There are quasi-closed volumes is biological matter and the processes happen at the boundaries of the microscopic and macroscopic worlds, and we must consider different interactions at different speeds. To describe the phenomena, which are neither purely microscopic nor macroscopic, more than one abstraction must be used. Still, they show the behavior of both worlds. Furthermore, they change their behavior during the course of the studied process. The inappropriate handling of mixing interaction speeds led to ’non-ordinary’ behavior and one could conclude ’non-ordinary’ laws when uses the appropriate approximation(s). We need a more careful handling (and more approximations) when we consider the interactions in a finite volume, with strongly different conditions on its boundaries. We need to conduct case studies and apply casual approximations to describe the phenomena, which are neither purely microscopic nor macroscopic and where more than one abstraction must be used. It is important to remember that we are dealing with a mixture of macroscopic and microscopic descriptions, and this understanding is a crucial aspect of our research.

Newton’s laws of motion apply also to ions in the cell, given that they are independent of how the exerting forces are generated. As we discuss in section 2.4.4, the ”special construction” of living matter leads to cases when ”conditional counterforces” may apply. Furthermore, there are constraints arising from the structure of the living matter, and they move the ’material point’ in a viscous media instead of vacuum; furthermore, the balanced states, as well as the processes from and to those states, are described by the interplay of those forces.

The distributions, however, can be calculated for charge-less or size-less ’material points’ only. The interference of those forces and that they affect two different features of the atomic particles led to unusual disciplinary consequences. For his discovery of the reciprocal relations in thermodynamics, Lars Onsager was awarded the 1968 Nobel Prize in Chemistry. The presentation speech referred to his result that ”Onsager’s reciprocal relations represent a further law making a thermodynamic study of irreversible processes possible”. In that sense, we provide mathematical equations of the fourth law of thermodynamics in section 2.4.5. The experimental verification [96] of that law mentions ”the well-known difficulty of carrying out these experiments”. By using our relations between the electrical and chemical diffusion, we can overcome that experimental difficulty. The significance of our Eq.(2.24) is, that one can derive the speed of electrodiffusion in electrolytes, which are otherwise not measurable (”hopping in a breeze” [24]: we would have to measure potential changes at distances of the size of the electrodes, with picosec resolution while the electrolytic electrodes cause nearly msec delays).

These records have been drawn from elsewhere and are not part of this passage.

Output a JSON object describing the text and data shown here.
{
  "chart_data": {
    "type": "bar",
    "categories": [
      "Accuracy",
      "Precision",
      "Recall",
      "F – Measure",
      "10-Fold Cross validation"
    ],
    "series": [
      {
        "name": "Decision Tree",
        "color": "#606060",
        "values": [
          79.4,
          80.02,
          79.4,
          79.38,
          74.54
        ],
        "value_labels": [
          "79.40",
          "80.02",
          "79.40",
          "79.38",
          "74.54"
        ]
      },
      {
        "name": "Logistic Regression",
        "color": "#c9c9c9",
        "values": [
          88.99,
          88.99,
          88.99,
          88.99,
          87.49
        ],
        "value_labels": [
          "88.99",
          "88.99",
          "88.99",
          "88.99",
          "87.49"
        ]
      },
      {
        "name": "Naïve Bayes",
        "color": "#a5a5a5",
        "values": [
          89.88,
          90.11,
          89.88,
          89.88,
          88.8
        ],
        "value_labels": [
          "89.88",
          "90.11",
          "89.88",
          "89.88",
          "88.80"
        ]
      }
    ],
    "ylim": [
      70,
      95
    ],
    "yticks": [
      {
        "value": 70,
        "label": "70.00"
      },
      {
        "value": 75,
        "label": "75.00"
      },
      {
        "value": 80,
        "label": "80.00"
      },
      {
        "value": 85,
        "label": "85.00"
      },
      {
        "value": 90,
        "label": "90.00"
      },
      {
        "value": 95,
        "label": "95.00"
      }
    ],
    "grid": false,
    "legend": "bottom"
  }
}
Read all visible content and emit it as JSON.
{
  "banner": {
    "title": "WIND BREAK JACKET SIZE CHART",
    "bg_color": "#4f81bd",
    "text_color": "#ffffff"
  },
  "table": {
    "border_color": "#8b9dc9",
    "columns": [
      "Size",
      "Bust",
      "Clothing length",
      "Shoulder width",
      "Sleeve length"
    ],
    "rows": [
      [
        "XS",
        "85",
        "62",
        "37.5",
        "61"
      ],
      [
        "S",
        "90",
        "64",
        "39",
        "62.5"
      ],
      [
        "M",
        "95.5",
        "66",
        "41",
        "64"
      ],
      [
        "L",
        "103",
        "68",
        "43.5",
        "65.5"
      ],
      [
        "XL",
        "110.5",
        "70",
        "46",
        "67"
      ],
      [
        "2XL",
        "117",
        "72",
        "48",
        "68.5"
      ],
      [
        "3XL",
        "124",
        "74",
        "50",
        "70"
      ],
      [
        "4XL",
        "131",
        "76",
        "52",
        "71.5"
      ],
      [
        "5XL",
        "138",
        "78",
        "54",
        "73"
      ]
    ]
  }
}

In our research, the key point is that life (including neural processes) is based (mainly) on thermo-electric processes. The contradictions and duality (mainly) arise from the enormously different interaction speeds of the electric and diffusion processes. In our approach, we divide ion movements into stages, based on the speed of the dominating electric interaction. We introduce diffusion (or potential-less), potential-assisted (based on the mutual repulsion only), and potential-accelerated (internal voltage on biological components accelerates the ions) speeds. In some cases, the diffusion and electric processes follow each other in separate phases, so in some phase, they can be better approximated as ”net” electrical system, combining ”fast” and ”slow” currents. We show that the processes can be staged in such a way that in addition to the dominant interaction, only one more significant interaction remains on the stage, and we can work out a physics-based approximation that a mathematical formalism can describe.